New week, new faces, same confusion. The Week Two crowd has landed, wide-eyed and wondering where the food is, what hall they’re meant to be in, and whether thunder always sounds like an airstrike in the media centre. (Spoiler: it does.)
Half the venue is sweating in shorts. The other half? Arctic tundra. I’m stationed in the latter, clutching a coffee and wondering if the shivering counts as cardio.
Bloomberg’s flashy TV studio has vanished—like the hope of an early lunch break. They’re still writing, just… quietly. Probably from somewhere warm.

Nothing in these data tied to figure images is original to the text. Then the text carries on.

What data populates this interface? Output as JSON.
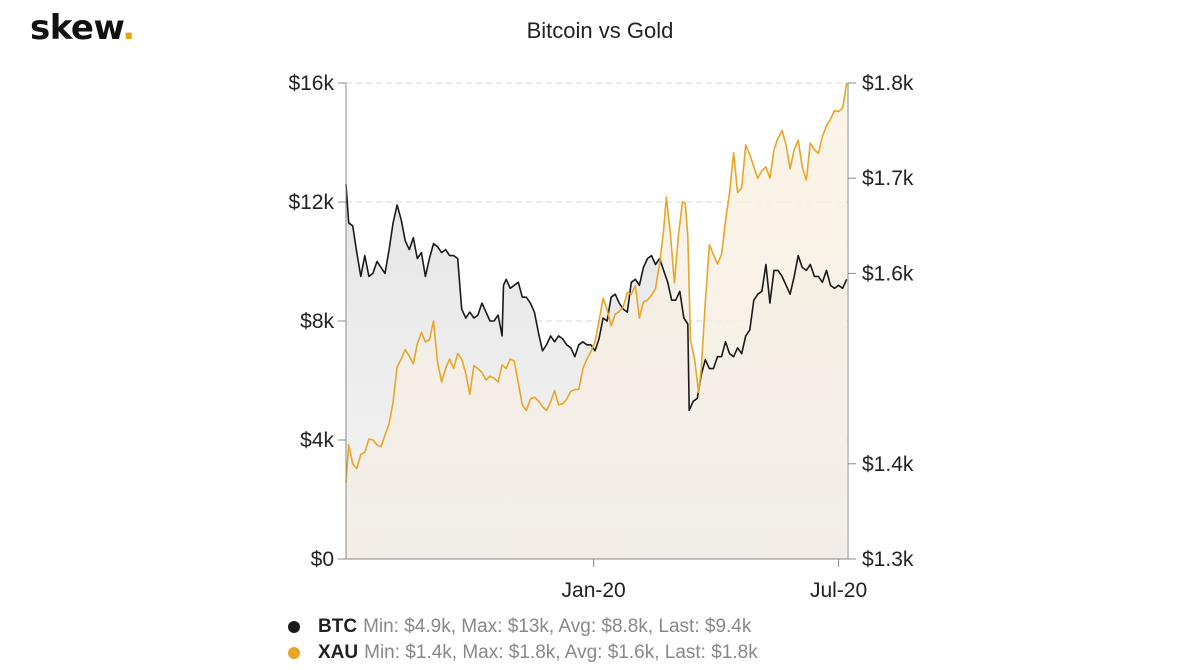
{
  "header": {
    "logo_text": "skew",
    "logo_dot": ".",
    "title": "Bitcoin vs Gold"
  },
  "legend": [
    {
      "name": "BTC",
      "color": "#1a1a1a",
      "stats": "Min: $4.9k, Max: $13k, Avg: $8.8k, Last: $9.4k"
    },
    {
      "name": "XAU",
      "color": "#e8a628",
      "stats": "Min: $1.4k, Max: $1.8k, Avg: $1.6k, Last: $1.8k"
    }
  ],
  "chart_data": {
    "type": "line",
    "title": "Bitcoin vs Gold",
    "x_axis": {
      "ticks": [
        "Jan-20",
        "Jul-20"
      ],
      "tick_dates": [
        "2020-01-01",
        "2020-07-01"
      ],
      "range": [
        "2019-07-01",
        "2020-07-08"
      ]
    },
    "y_left": {
      "ticks": [
        "$0",
        "$4k",
        "$8k",
        "$12k",
        "$16k"
      ],
      "tick_values": [
        0,
        4000,
        8000,
        12000,
        16000
      ],
      "range": [
        0,
        16000
      ]
    },
    "y_right": {
      "ticks": [
        "$1.3k",
        "$1.4k",
        "$1.6k",
        "$1.7k",
        "$1.8k"
      ],
      "tick_values": [
        1300,
        1400,
        1600,
        1700,
        1800
      ],
      "range": [
        1300,
        1800
      ]
    },
    "grid": "horizontal dashed",
    "series": [
      {
        "name": "BTC",
        "axis": "left",
        "color": "#1a1a1a",
        "fill": "#e5e5e5",
        "points": [
          [
            "2019-07-01",
            12600
          ],
          [
            "2019-07-03",
            11300
          ],
          [
            "2019-07-06",
            11200
          ],
          [
            "2019-07-09",
            10300
          ],
          [
            "2019-07-12",
            9500
          ],
          [
            "2019-07-15",
            10200
          ],
          [
            "2019-07-18",
            9500
          ],
          [
            "2019-07-21",
            9600
          ],
          [
            "2019-07-24",
            10000
          ],
          [
            "2019-07-27",
            9800
          ],
          [
            "2019-07-30",
            9600
          ],
          [
            "2019-08-02",
            10400
          ],
          [
            "2019-08-05",
            11300
          ],
          [
            "2019-08-08",
            11900
          ],
          [
            "2019-08-11",
            11400
          ],
          [
            "2019-08-14",
            10700
          ],
          [
            "2019-08-17",
            10400
          ],
          [
            "2019-08-20",
            10800
          ],
          [
            "2019-08-23",
            10100
          ],
          [
            "2019-08-26",
            10300
          ],
          [
            "2019-08-29",
            9500
          ],
          [
            "2019-09-01",
            10100
          ],
          [
            "2019-09-04",
            10600
          ],
          [
            "2019-09-07",
            10500
          ],
          [
            "2019-09-10",
            10300
          ],
          [
            "2019-09-13",
            10400
          ],
          [
            "2019-09-16",
            10200
          ],
          [
            "2019-09-19",
            10200
          ],
          [
            "2019-09-22",
            10100
          ],
          [
            "2019-09-25",
            8400
          ],
          [
            "2019-09-28",
            8100
          ],
          [
            "2019-10-01",
            8300
          ],
          [
            "2019-10-04",
            8100
          ],
          [
            "2019-10-07",
            8200
          ],
          [
            "2019-10-10",
            8600
          ],
          [
            "2019-10-13",
            8300
          ],
          [
            "2019-10-16",
            8000
          ],
          [
            "2019-10-19",
            8000
          ],
          [
            "2019-10-22",
            8200
          ],
          [
            "2019-10-25",
            7500
          ],
          [
            "2019-10-26",
            9200
          ],
          [
            "2019-10-28",
            9400
          ],
          [
            "2019-10-31",
            9100
          ],
          [
            "2019-11-03",
            9200
          ],
          [
            "2019-11-06",
            9300
          ],
          [
            "2019-11-09",
            8800
          ],
          [
            "2019-11-12",
            8800
          ],
          [
            "2019-11-15",
            8600
          ],
          [
            "2019-11-18",
            8300
          ],
          [
            "2019-11-21",
            7600
          ],
          [
            "2019-11-24",
            7000
          ],
          [
            "2019-11-27",
            7200
          ],
          [
            "2019-11-30",
            7500
          ],
          [
            "2019-12-03",
            7300
          ],
          [
            "2019-12-06",
            7500
          ],
          [
            "2019-12-09",
            7400
          ],
          [
            "2019-12-12",
            7200
          ],
          [
            "2019-12-15",
            7100
          ],
          [
            "2019-12-18",
            6800
          ],
          [
            "2019-12-21",
            7200
          ],
          [
            "2019-12-24",
            7300
          ],
          [
            "2019-12-27",
            7200
          ],
          [
            "2019-12-30",
            7200
          ],
          [
            "2020-01-02",
            7000
          ],
          [
            "2020-01-05",
            7400
          ],
          [
            "2020-01-08",
            8100
          ],
          [
            "2020-01-11",
            8000
          ],
          [
            "2020-01-14",
            8800
          ],
          [
            "2020-01-17",
            8900
          ],
          [
            "2020-01-20",
            8600
          ],
          [
            "2020-01-23",
            8400
          ],
          [
            "2020-01-26",
            8300
          ],
          [
            "2020-01-29",
            9300
          ],
          [
            "2020-02-01",
            9400
          ],
          [
            "2020-02-04",
            9200
          ],
          [
            "2020-02-07",
            9800
          ],
          [
            "2020-02-10",
            10100
          ],
          [
            "2020-02-13",
            10200
          ],
          [
            "2020-02-16",
            9900
          ],
          [
            "2020-02-19",
            10100
          ],
          [
            "2020-02-22",
            9700
          ],
          [
            "2020-02-25",
            9300
          ],
          [
            "2020-02-28",
            8700
          ],
          [
            "2020-03-02",
            8700
          ],
          [
            "2020-03-05",
            9000
          ],
          [
            "2020-03-08",
            8100
          ],
          [
            "2020-03-11",
            7900
          ],
          [
            "2020-03-12",
            5000
          ],
          [
            "2020-03-15",
            5300
          ],
          [
            "2020-03-18",
            5400
          ],
          [
            "2020-03-21",
            6200
          ],
          [
            "2020-03-24",
            6700
          ],
          [
            "2020-03-27",
            6400
          ],
          [
            "2020-03-30",
            6400
          ],
          [
            "2020-04-02",
            6800
          ],
          [
            "2020-04-05",
            6800
          ],
          [
            "2020-04-08",
            7300
          ],
          [
            "2020-04-11",
            6900
          ],
          [
            "2020-04-14",
            6800
          ],
          [
            "2020-04-17",
            7100
          ],
          [
            "2020-04-20",
            6900
          ],
          [
            "2020-04-23",
            7500
          ],
          [
            "2020-04-26",
            7700
          ],
          [
            "2020-04-29",
            8700
          ],
          [
            "2020-05-02",
            8900
          ],
          [
            "2020-05-05",
            9000
          ],
          [
            "2020-05-08",
            9900
          ],
          [
            "2020-05-11",
            8600
          ],
          [
            "2020-05-14",
            9700
          ],
          [
            "2020-05-17",
            9700
          ],
          [
            "2020-05-20",
            9500
          ],
          [
            "2020-05-23",
            9200
          ],
          [
            "2020-05-26",
            8900
          ],
          [
            "2020-05-29",
            9500
          ],
          [
            "2020-06-01",
            10200
          ],
          [
            "2020-06-04",
            9800
          ],
          [
            "2020-06-07",
            9700
          ],
          [
            "2020-06-10",
            9900
          ],
          [
            "2020-06-13",
            9500
          ],
          [
            "2020-06-16",
            9500
          ],
          [
            "2020-06-19",
            9300
          ],
          [
            "2020-06-22",
            9700
          ],
          [
            "2020-06-25",
            9200
          ],
          [
            "2020-06-28",
            9100
          ],
          [
            "2020-07-01",
            9200
          ],
          [
            "2020-07-04",
            9100
          ],
          [
            "2020-07-07",
            9400
          ]
        ]
      },
      {
        "name": "XAU",
        "axis": "right",
        "color": "#e8a628",
        "fill": "#f8edd8",
        "points": [
          [
            "2019-07-01",
            1380
          ],
          [
            "2019-07-03",
            1420
          ],
          [
            "2019-07-06",
            1400
          ],
          [
            "2019-07-09",
            1395
          ],
          [
            "2019-07-12",
            1410
          ],
          [
            "2019-07-15",
            1412
          ],
          [
            "2019-07-18",
            1426
          ],
          [
            "2019-07-21",
            1425
          ],
          [
            "2019-07-24",
            1420
          ],
          [
            "2019-07-27",
            1418
          ],
          [
            "2019-07-30",
            1430
          ],
          [
            "2019-08-02",
            1442
          ],
          [
            "2019-08-05",
            1465
          ],
          [
            "2019-08-08",
            1502
          ],
          [
            "2019-08-11",
            1510
          ],
          [
            "2019-08-14",
            1520
          ],
          [
            "2019-08-17",
            1513
          ],
          [
            "2019-08-20",
            1505
          ],
          [
            "2019-08-23",
            1526
          ],
          [
            "2019-08-26",
            1538
          ],
          [
            "2019-08-29",
            1528
          ],
          [
            "2019-09-01",
            1530
          ],
          [
            "2019-09-04",
            1550
          ],
          [
            "2019-09-07",
            1507
          ],
          [
            "2019-09-10",
            1486
          ],
          [
            "2019-09-13",
            1500
          ],
          [
            "2019-09-16",
            1510
          ],
          [
            "2019-09-19",
            1500
          ],
          [
            "2019-09-22",
            1516
          ],
          [
            "2019-09-25",
            1510
          ],
          [
            "2019-09-28",
            1495
          ],
          [
            "2019-10-01",
            1473
          ],
          [
            "2019-10-04",
            1503
          ],
          [
            "2019-10-07",
            1500
          ],
          [
            "2019-10-10",
            1496
          ],
          [
            "2019-10-13",
            1488
          ],
          [
            "2019-10-16",
            1492
          ],
          [
            "2019-10-19",
            1490
          ],
          [
            "2019-10-22",
            1486
          ],
          [
            "2019-10-25",
            1504
          ],
          [
            "2019-10-28",
            1500
          ],
          [
            "2019-10-31",
            1510
          ],
          [
            "2019-11-03",
            1508
          ],
          [
            "2019-11-06",
            1485
          ],
          [
            "2019-11-09",
            1462
          ],
          [
            "2019-11-12",
            1456
          ],
          [
            "2019-11-15",
            1468
          ],
          [
            "2019-11-18",
            1470
          ],
          [
            "2019-11-21",
            1466
          ],
          [
            "2019-11-24",
            1460
          ],
          [
            "2019-11-27",
            1456
          ],
          [
            "2019-11-30",
            1465
          ],
          [
            "2019-12-03",
            1477
          ],
          [
            "2019-12-06",
            1462
          ],
          [
            "2019-12-09",
            1463
          ],
          [
            "2019-12-12",
            1468
          ],
          [
            "2019-12-15",
            1476
          ],
          [
            "2019-12-18",
            1478
          ],
          [
            "2019-12-21",
            1478
          ],
          [
            "2019-12-24",
            1500
          ],
          [
            "2019-12-27",
            1510
          ],
          [
            "2019-12-30",
            1518
          ],
          [
            "2020-01-02",
            1528
          ],
          [
            "2020-01-05",
            1550
          ],
          [
            "2020-01-08",
            1574
          ],
          [
            "2020-01-11",
            1562
          ],
          [
            "2020-01-14",
            1545
          ],
          [
            "2020-01-17",
            1557
          ],
          [
            "2020-01-20",
            1560
          ],
          [
            "2020-01-23",
            1565
          ],
          [
            "2020-01-26",
            1580
          ],
          [
            "2020-01-29",
            1578
          ],
          [
            "2020-02-01",
            1587
          ],
          [
            "2020-02-04",
            1553
          ],
          [
            "2020-02-07",
            1570
          ],
          [
            "2020-02-10",
            1572
          ],
          [
            "2020-02-13",
            1577
          ],
          [
            "2020-02-16",
            1584
          ],
          [
            "2020-02-19",
            1610
          ],
          [
            "2020-02-22",
            1645
          ],
          [
            "2020-02-24",
            1680
          ],
          [
            "2020-02-27",
            1643
          ],
          [
            "2020-03-01",
            1590
          ],
          [
            "2020-03-04",
            1640
          ],
          [
            "2020-03-07",
            1675
          ],
          [
            "2020-03-09",
            1674
          ],
          [
            "2020-03-11",
            1640
          ],
          [
            "2020-03-13",
            1530
          ],
          [
            "2020-03-16",
            1510
          ],
          [
            "2020-03-19",
            1475
          ],
          [
            "2020-03-21",
            1500
          ],
          [
            "2020-03-24",
            1570
          ],
          [
            "2020-03-27",
            1630
          ],
          [
            "2020-03-30",
            1620
          ],
          [
            "2020-04-02",
            1610
          ],
          [
            "2020-04-05",
            1620
          ],
          [
            "2020-04-08",
            1655
          ],
          [
            "2020-04-11",
            1685
          ],
          [
            "2020-04-14",
            1727
          ],
          [
            "2020-04-17",
            1685
          ],
          [
            "2020-04-20",
            1690
          ],
          [
            "2020-04-23",
            1735
          ],
          [
            "2020-04-26",
            1725
          ],
          [
            "2020-04-29",
            1712
          ],
          [
            "2020-05-02",
            1700
          ],
          [
            "2020-05-05",
            1708
          ],
          [
            "2020-05-08",
            1712
          ],
          [
            "2020-05-11",
            1700
          ],
          [
            "2020-05-14",
            1730
          ],
          [
            "2020-05-17",
            1742
          ],
          [
            "2020-05-20",
            1750
          ],
          [
            "2020-05-23",
            1735
          ],
          [
            "2020-05-26",
            1710
          ],
          [
            "2020-05-29",
            1730
          ],
          [
            "2020-06-01",
            1740
          ],
          [
            "2020-06-04",
            1712
          ],
          [
            "2020-06-07",
            1698
          ],
          [
            "2020-06-10",
            1737
          ],
          [
            "2020-06-13",
            1730
          ],
          [
            "2020-06-16",
            1726
          ],
          [
            "2020-06-19",
            1744
          ],
          [
            "2020-06-22",
            1755
          ],
          [
            "2020-06-25",
            1762
          ],
          [
            "2020-06-28",
            1771
          ],
          [
            "2020-07-01",
            1770
          ],
          [
            "2020-07-04",
            1774
          ],
          [
            "2020-07-07",
            1800
          ]
        ]
      }
    ]
  }
}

The hypocrisy narrative is doing the rounds again: “Why do so many people fly to a climate conference?” Ask any first-timer and they’ll tell you they came cynical—but now they get it. Something about hearing Indigenous women chant under Amazonian rainstorms or watching sleep-deprived negotiators debate 1.5°C like the world depends on it (because it does).
Outside, protests are back. Real ones. Colour, chaos, conviction. Inside, negotiations grind forward, an uphill battle. Optimism flickers. Adaptation finance might triple. Fossil fuel language remains in use. History could still be made—between rain leaks, venue meltdowns and thunder that makes even seasoned journos jump out of their chairs.
Welcome to Week Two. It’s COP all over again.